Grande estoque de milho em formação

A safra de milho deste ciclo 2011/12 já movimenta o mercado para uma alta nos estoques, o que pode causar queda no preço do produto e diminuir os plantios da próxima safra. A expectativa é que a produção brasileira do grão supere 67 milhões de toneladas no total (safras de verão e de inverno), ante 57 milhões em 2010/11, com chances de ser revisada para cima caso o clima não atrapalhe as colheitas que estão por vir. No Paraná, onde a colheita de verão e o plantio de inverno estão em andamento, o volume no verão deverá chegar a 30,3 milhões de toneladas.

O resultado positivo desta "supersafra" deve-se em grande parte à safrinha. Sua produção pode chegar a 30 milhões de toneladas no ciclo atual, aproximando-se da colheita da primeira safra, que historicamente é superior.

 

 

Com a seca que afetou o Sul do país no início do ano, outras lugares - Mato Grosso, Mato Grosso do Sul e Goiás - investiram no plantio de milho para suprir a demanda pelo grão. Goiás colheu 2,9 milhões de toneladas na safra passada e deve colher 3,8 milhões no ciclo atual. Mato Grosso do Sul colheu 3,1 milhões de toneladas na safra 2010/11 e deve chegar a 4,5 milhões de toneladas no atual ciclo. O Mato Grosso colheu 13,1 milhões de toneladas, 12% mais que no período passado.

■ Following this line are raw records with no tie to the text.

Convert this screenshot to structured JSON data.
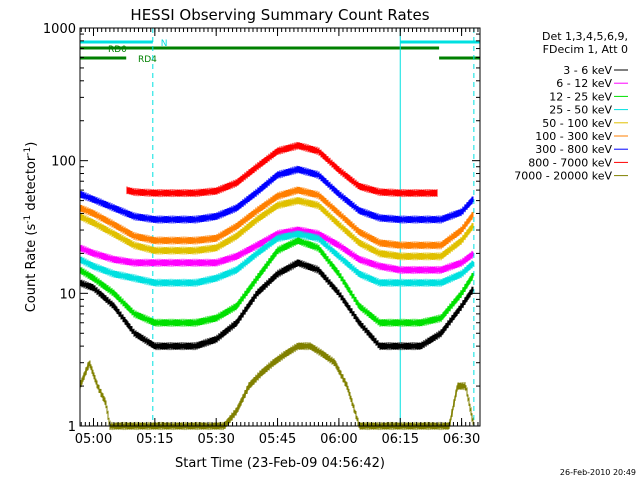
{
  "chart_data": {
    "type": "line",
    "title": "HESSI Observing Summary Count Rates",
    "xlabel": "Start Time (23-Feb-09 04:56:42)",
    "ylabel_main": "Count Rate (s",
    "ylabel_sup1": "-1",
    "ylabel_mid": " detector",
    "ylabel_sup2": "-1",
    "ylabel_end": ")",
    "y_scale": "log",
    "ylim": [
      1,
      1000
    ],
    "xlim": [
      "04:56:42",
      "06:34:30"
    ],
    "x_ticks": [
      "05:00",
      "05:15",
      "05:30",
      "05:45",
      "06:00",
      "06:15",
      "06:30"
    ],
    "y_ticks": [
      "1",
      "10",
      "100",
      "1000"
    ],
    "grid": false,
    "legend_position": "right",
    "legend_header": [
      "Det 1,3,4,5,6,9,",
      "FDecim 1, Att 0"
    ],
    "footer_date": "26-Feb-2010 20:49",
    "bands": [
      {
        "label": "N",
        "color": "#00e0e0",
        "segments": [
          [
            "04:56:42",
            "05:14:30"
          ],
          [
            "06:15:00",
            "06:34:30"
          ]
        ]
      },
      {
        "label": "RD0",
        "color": "#008000",
        "segments": [
          [
            "04:56:42",
            "06:24:30"
          ]
        ]
      },
      {
        "label": "RD4",
        "color": "#008000",
        "segments": [
          [
            "04:56:42",
            "05:08:00"
          ],
          [
            "06:24:30",
            "06:34:30"
          ]
        ]
      }
    ],
    "vertical_lines": [
      {
        "x": "04:56:42",
        "style": "solid",
        "color": "#00e0e0"
      },
      {
        "x": "05:14:30",
        "style": "dashed",
        "color": "#00e0e0"
      },
      {
        "x": "06:15:00",
        "style": "solid",
        "color": "#00e0e0"
      },
      {
        "x": "06:33:00",
        "style": "dashed",
        "color": "#00e0e0"
      }
    ],
    "series": [
      {
        "name": "3 - 6 keV",
        "color": "#000000",
        "x": [
          "04:56:42",
          "05:00",
          "05:05",
          "05:10",
          "05:15",
          "05:20",
          "05:25",
          "05:30",
          "05:35",
          "05:40",
          "05:45",
          "05:50",
          "05:55",
          "06:00",
          "06:05",
          "06:10",
          "06:15",
          "06:20",
          "06:25",
          "06:30",
          "06:33"
        ],
        "values": [
          12,
          11,
          8,
          5,
          4,
          4,
          4,
          4.5,
          6,
          10,
          14,
          17,
          15,
          10,
          6,
          4,
          4,
          4,
          5,
          8,
          11
        ]
      },
      {
        "name": "6 - 12 keV",
        "color": "#ff00ff",
        "x": [
          "04:56:42",
          "05:00",
          "05:05",
          "05:10",
          "05:15",
          "05:20",
          "05:25",
          "05:30",
          "05:35",
          "05:40",
          "05:45",
          "05:50",
          "05:55",
          "06:00",
          "06:05",
          "06:10",
          "06:15",
          "06:20",
          "06:25",
          "06:30",
          "06:33"
        ],
        "values": [
          22,
          20,
          18,
          17,
          17,
          17,
          17,
          17,
          19,
          23,
          28,
          30,
          28,
          23,
          18,
          16,
          15,
          15,
          15,
          17,
          20
        ]
      },
      {
        "name": "12 - 25 keV",
        "color": "#00e000",
        "x": [
          "04:56:42",
          "05:00",
          "05:05",
          "05:10",
          "05:15",
          "05:20",
          "05:25",
          "05:30",
          "05:35",
          "05:40",
          "05:45",
          "05:50",
          "05:55",
          "06:00",
          "06:05",
          "06:10",
          "06:15",
          "06:20",
          "06:25",
          "06:30",
          "06:33"
        ],
        "values": [
          15,
          13,
          10,
          7,
          6,
          6,
          6,
          6.5,
          8,
          13,
          21,
          25,
          22,
          14,
          8,
          6,
          6,
          6,
          6.5,
          10,
          14
        ]
      },
      {
        "name": "25 - 50 keV",
        "color": "#00e0e0",
        "x": [
          "04:56:42",
          "05:00",
          "05:05",
          "05:10",
          "05:15",
          "05:20",
          "05:25",
          "05:30",
          "05:35",
          "05:40",
          "05:45",
          "05:50",
          "05:55",
          "06:00",
          "06:05",
          "06:10",
          "06:15",
          "06:20",
          "06:25",
          "06:30",
          "06:33"
        ],
        "values": [
          18,
          16,
          14,
          13,
          12,
          12,
          12,
          13,
          15,
          20,
          26,
          28,
          26,
          19,
          14,
          12,
          12,
          12,
          12,
          14,
          17
        ]
      },
      {
        "name": "50 - 100 keV",
        "color": "#e0c000",
        "x": [
          "04:56:42",
          "05:00",
          "05:05",
          "05:10",
          "05:15",
          "05:20",
          "05:25",
          "05:30",
          "05:35",
          "05:40",
          "05:45",
          "05:50",
          "05:55",
          "06:00",
          "06:05",
          "06:10",
          "06:15",
          "06:20",
          "06:25",
          "06:30",
          "06:33"
        ],
        "values": [
          38,
          34,
          28,
          23,
          21,
          21,
          21,
          22,
          27,
          36,
          46,
          50,
          46,
          33,
          24,
          20,
          19,
          19,
          19,
          25,
          33
        ]
      },
      {
        "name": "100 - 300 keV",
        "color": "#ff7f00",
        "x": [
          "04:56:42",
          "05:00",
          "05:05",
          "05:10",
          "05:15",
          "05:20",
          "05:25",
          "05:30",
          "05:35",
          "05:40",
          "05:45",
          "05:50",
          "05:55",
          "06:00",
          "06:05",
          "06:10",
          "06:15",
          "06:20",
          "06:25",
          "06:30",
          "06:33"
        ],
        "values": [
          44,
          40,
          33,
          27,
          25,
          25,
          25,
          26,
          32,
          42,
          54,
          60,
          55,
          40,
          29,
          24,
          23,
          23,
          23,
          30,
          40
        ]
      },
      {
        "name": "300 - 800 keV",
        "color": "#0000ff",
        "x": [
          "04:56:42",
          "05:00",
          "05:05",
          "05:10",
          "05:15",
          "05:20",
          "05:25",
          "05:30",
          "05:35",
          "05:40",
          "05:45",
          "05:50",
          "05:55",
          "06:00",
          "06:05",
          "06:10",
          "06:15",
          "06:20",
          "06:25",
          "06:30",
          "06:33"
        ],
        "values": [
          56,
          51,
          44,
          38,
          36,
          36,
          36,
          38,
          44,
          58,
          78,
          86,
          78,
          56,
          42,
          37,
          36,
          36,
          36,
          41,
          52
        ]
      },
      {
        "name": "800 - 7000 keV",
        "color": "#ff0000",
        "x": [
          "05:08",
          "05:10",
          "05:15",
          "05:20",
          "05:25",
          "05:30",
          "05:35",
          "05:40",
          "05:45",
          "05:50",
          "05:55",
          "06:00",
          "06:05",
          "06:10",
          "06:15",
          "06:20",
          "06:24"
        ],
        "values": [
          60,
          58,
          57,
          57,
          57,
          59,
          68,
          90,
          118,
          130,
          118,
          85,
          64,
          58,
          57,
          57,
          57
        ]
      },
      {
        "name": "7000 - 20000 keV",
        "color": "#808000",
        "x": [
          "04:56:42",
          "04:59",
          "05:01",
          "05:03",
          "05:04",
          "05:06",
          "05:07",
          "05:32",
          "05:35",
          "05:38",
          "05:41",
          "05:44",
          "05:47",
          "05:50",
          "05:53",
          "05:56",
          "05:59",
          "06:02",
          "06:05",
          "06:27",
          "06:29",
          "06:31",
          "06:33"
        ],
        "values": [
          2,
          3,
          2,
          1.5,
          1,
          1,
          1,
          1,
          1.3,
          2,
          2.5,
          3,
          3.5,
          4,
          4,
          3.5,
          3,
          2,
          1,
          1,
          2,
          2,
          1
        ]
      }
    ]
  }
}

Atualmente, os estoques particulares estão próximos de 7 milhões de toneladas. Porém, o governo calcula que eles chegarão a 26 milhões de toneladas no mercado como um todo, depois de descontados o total consumido.

Esta super oferta pode fazer com que os produtores resolvam plantar menos milho na primeira safra. "A tendência é de redução em Estados que produziram muito nesta safra", avalia Thomé Luiz Guth, analista da Companhia Nacional de Abastecimento (Conab).

O governo começa a estudar saídas para evitar a depreciação de preços no mercado. A ajuda para enxugar a oferta pode vir por meio de compras realizadas pelo próprio governo. As reservas estão baixas devido às atuações feitas na Bahia e no Rio Grande do Sul, com a quebra de safra provocada pela estiagem. Por isso, o governo cogita realizar leilões para a compra do grão. "Precisamos ter estoque estratégico. Existe o risco de o governo fechar a safra com armazenamento de apenas 500 mil toneladas", disse uma fonte do Ministério da Agricultura.

Por outro lado, a produção recorde de milho safrinha tem seu lado positivo. Ela deve amenizar o resultado do PIB da agropecuária que teve queda de 8,5% no primeiro trimestre do ano, conforme o Instituto Brasileiro de Geografia e Estatística (IBGE).

O governo prevê que a colheita generosa do grão vai ajudar a puxar o PIB novamente para cima. "O governo já trabalha com projeções melhores para o próximo semestre", comentou uma fonte do Ministério da Fazenda.

Entretanto, os produtores brasileiros se preparam para enfrentar um mercado externo desfavorável caso se confirmem as projeções para a colheita americana calculada em 375 milhões de toneladas, conforme o Departamento de Agricultura dos Estados Unidos (USDA). Se a safra for como é esperada, pode faltar mercado no exterior para o milho brasileiro.